In the very competitive world of helicopter parenting, the parents of Abingdon athletes are going to have to up their game. The Dec. 31, 2018, issue of Sports Illustrated (p. 15) reports, “Someone hired a plane to fly over Briarcliff (New York) High during a baseball playoff game. It was pulling a banner that demanded the firing of two coaches.” It was about playing time. It is ALWAYS about playing time. Like the parents in Briarcliff, some Abingdon parents feel entitled to a voice regarding personnel. This town has a long established reputation of feeling entitled. Most disturbing is that the people to whom they complain (the superintendent, school administrators, School Board members) continue to validate this arrogant behavior by giving them a voice. Weak leadership ensures that there is no chain of command. These parents feel free to contact whoever about whatever or whoever.
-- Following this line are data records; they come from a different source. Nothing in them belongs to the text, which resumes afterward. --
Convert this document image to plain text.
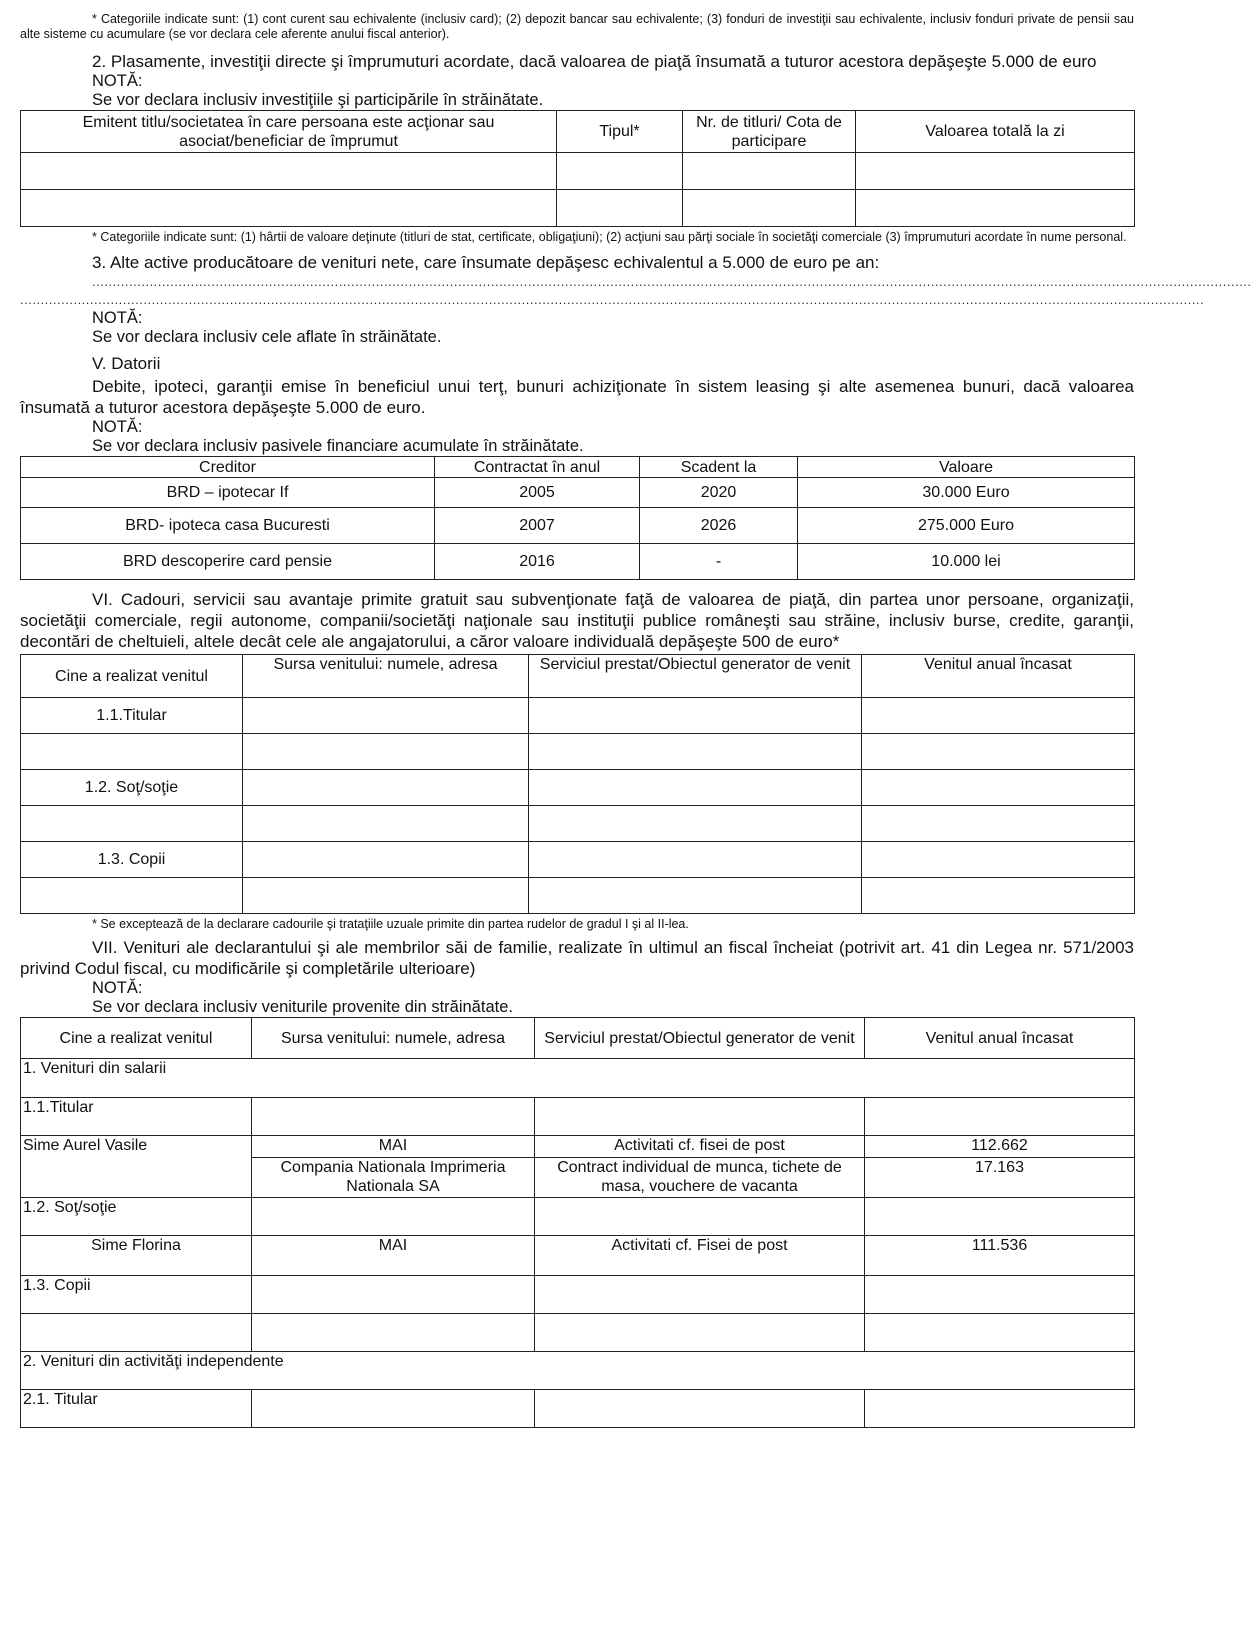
* Categoriile indicate sunt: (1) cont curent sau echivalente (inclusiv card); (2) depozit bancar sau echivalente; (3) fonduri de investiţii sau echivalente, inclusiv fonduri private de pensii sau alte sisteme cu acumulare (se vor declara cele aferente anului fiscal anterior).

2. Plasamente, investiţii directe şi împrumuturi acordate, dacă valoarea de piaţă însumată a tuturor acestora depăşeşte 5.000 de euro

NOTĂ:

Se vor declara inclusiv investiţiile şi participările în străinătate.

Emitent titlu/societatea în care persoana este acţionar sau asociat/beneficiar de împrumut	Tipul*	Nr. de titluri/ Cota de participare	Valoarea totală la zi

* Categoriile indicate sunt: (1) hârtii de valoare deţinute (titluri de stat, certificate, obligaţiuni); (2) acţiuni sau părţi sociale în societăţi comerciale (3) împrumuturi acordate în nume personal.

3. Alte active producătoare de venituri nete, care însumate depăşesc echivalentul a 5.000 de euro pe an:

..........................................................................................................................................................................................................................................................................................

................................................................................................................................................................................................................................................................................................

NOTĂ:

Se vor declara inclusiv cele aflate în străinătate.

V. Datorii

Debite, ipoteci, garanţii emise în beneficiul unui terţ, bunuri achiziţionate în sistem leasing şi alte asemenea bunuri, dacă valoarea însumată a tuturor acestora depăşeşte 5.000 de euro.

NOTĂ:

Se vor declara inclusiv pasivele financiare acumulate în străinătate.

Creditor	Contractat în anul	Scadent la	Valoare
BRD – ipotecar If	2005	2020	30.000 Euro
BRD- ipoteca casa Bucuresti	2007	2026	275.000 Euro
BRD descoperire card pensie	2016	-	10.000 lei

VI. Cadouri, servicii sau avantaje primite gratuit sau subvenţionate faţă de valoarea de piaţă, din partea unor persoane, organizaţii, societăţii comerciale, regii autonome, companii/societăţi naţionale sau instituţii publice româneşti sau străine, inclusiv burse, credite, garanţii, decontări de cheltuieli, altele decât cele ale angajatorului, a căror valoare individuală depăşeşte 500 de euro*

Cine a realizat venitul	Sursa venitului: numele, adresa	Serviciul prestat/Obiectul generator de venit	Venitul anual încasat
1.1.Titular			

1.2. Soţ/soţie			

1.3. Copii			

* Se exceptează de la declarare cadourile şi trataţiile uzuale primite din partea rudelor de gradul I şi al II-lea.

VII. Venituri ale declarantului şi ale membrilor săi de familie, realizate în ultimul an fiscal încheiat (potrivit art. 41 din Legea nr. 571/2003 privind Codul fiscal, cu modificările şi completările ulterioare)

NOTĂ:

Se vor declara inclusiv veniturile provenite din străinătate.

Cine a realizat venitul	Sursa venitului: numele, adresa	Serviciul prestat/Obiectul generator de venit	Venitul anual încasat
1. Venituri din salarii			
1.1.Titular			
Sime Aurel Vasile	MAI	Activitati cf. fisei de post	112.662
	Compania Nationala Imprimeria Nationala SA	Contract individual de munca, tichete de masa, vouchere de vacanta	17.163
1.2. Soţ/soţie			
Sime Florina	MAI	Activitati cf. Fisei de post	111.536
1.3. Copii			

2. Venituri din activităţi independente			
2.1. Titular			
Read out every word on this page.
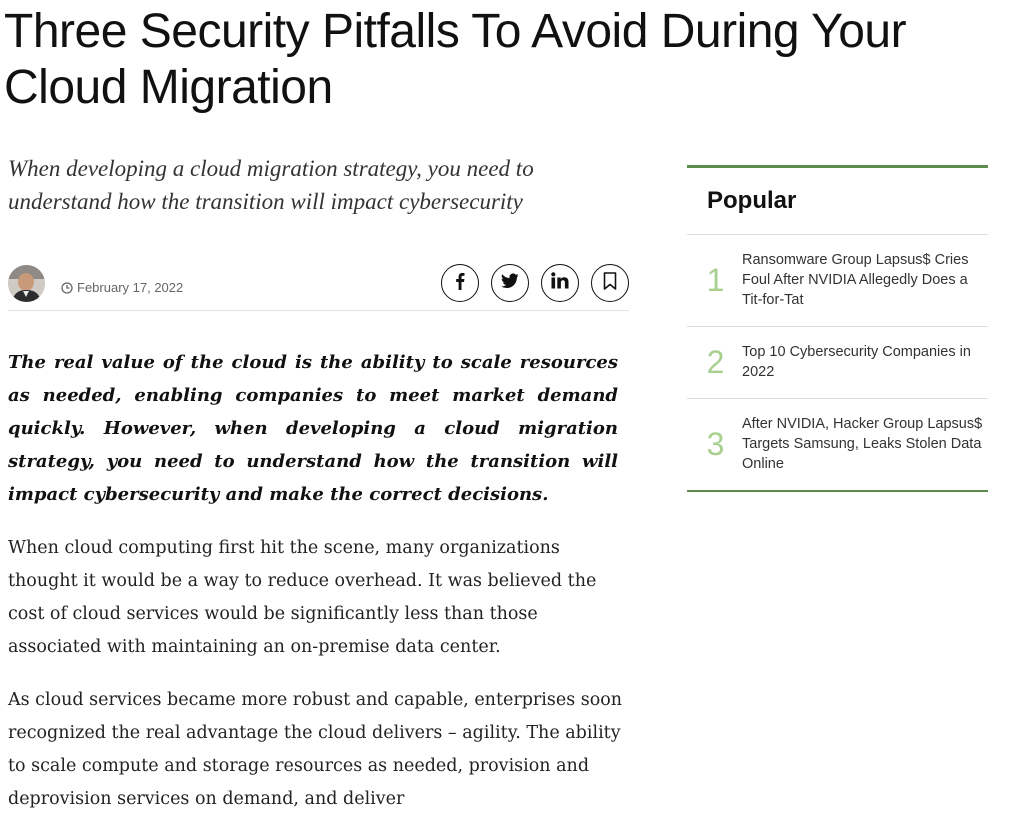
Three Security Pitfalls To Avoid During Your Cloud Migration

When developing a cloud migration strategy, you need to understand how the transition will impact cybersecurity

February 17, 2022

The real value of the cloud is the ability to scale resources as needed, enabling companies to meet market demand quickly. However, when developing a cloud migration strategy, you need to understand how the transition will impact cybersecurity and make the correct decisions.

When cloud computing first hit the scene, many organizations thought it would be a way to reduce overhead. It was believed the cost of cloud services would be significantly less than those associated with maintaining an on-premise data center.

As cloud services became more robust and capable, enterprises soon recognized the real advantage the cloud delivers – agility. The ability to scale compute and storage resources as needed, provision and deprovision services on demand, and deliver

Popular
1
Ransomware Group Lapsus$ Cries Foul After NVIDIA Allegedly Does a Tit-for-Tat
2	Top 10 Cybersecurity Companies in 2022
3
After NVIDIA, Hacker Group Lapsus$ Targets Samsung, Leaks Stolen Data Online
When a player was dismissed early from practice because the coach was not pleased with his effort, the response of his parents was predictable: My son would not do that. Discipline is fine, just not for my son. For Lebanon baseball players, early dismissal from practice is seen as the motivational tool it is intended to be. In Abingdon, it requires a parent conference. And their voice is always heard. These few privileged individuals continue to dictate policy, and, given the recent evaluation one coach received, signed by both the AD and the principal, perhaps they should. It reads: “Discipline not maintained in a friendly manner” (really???) and “several incidents this season have fell short of the expectations set by AHS administration.”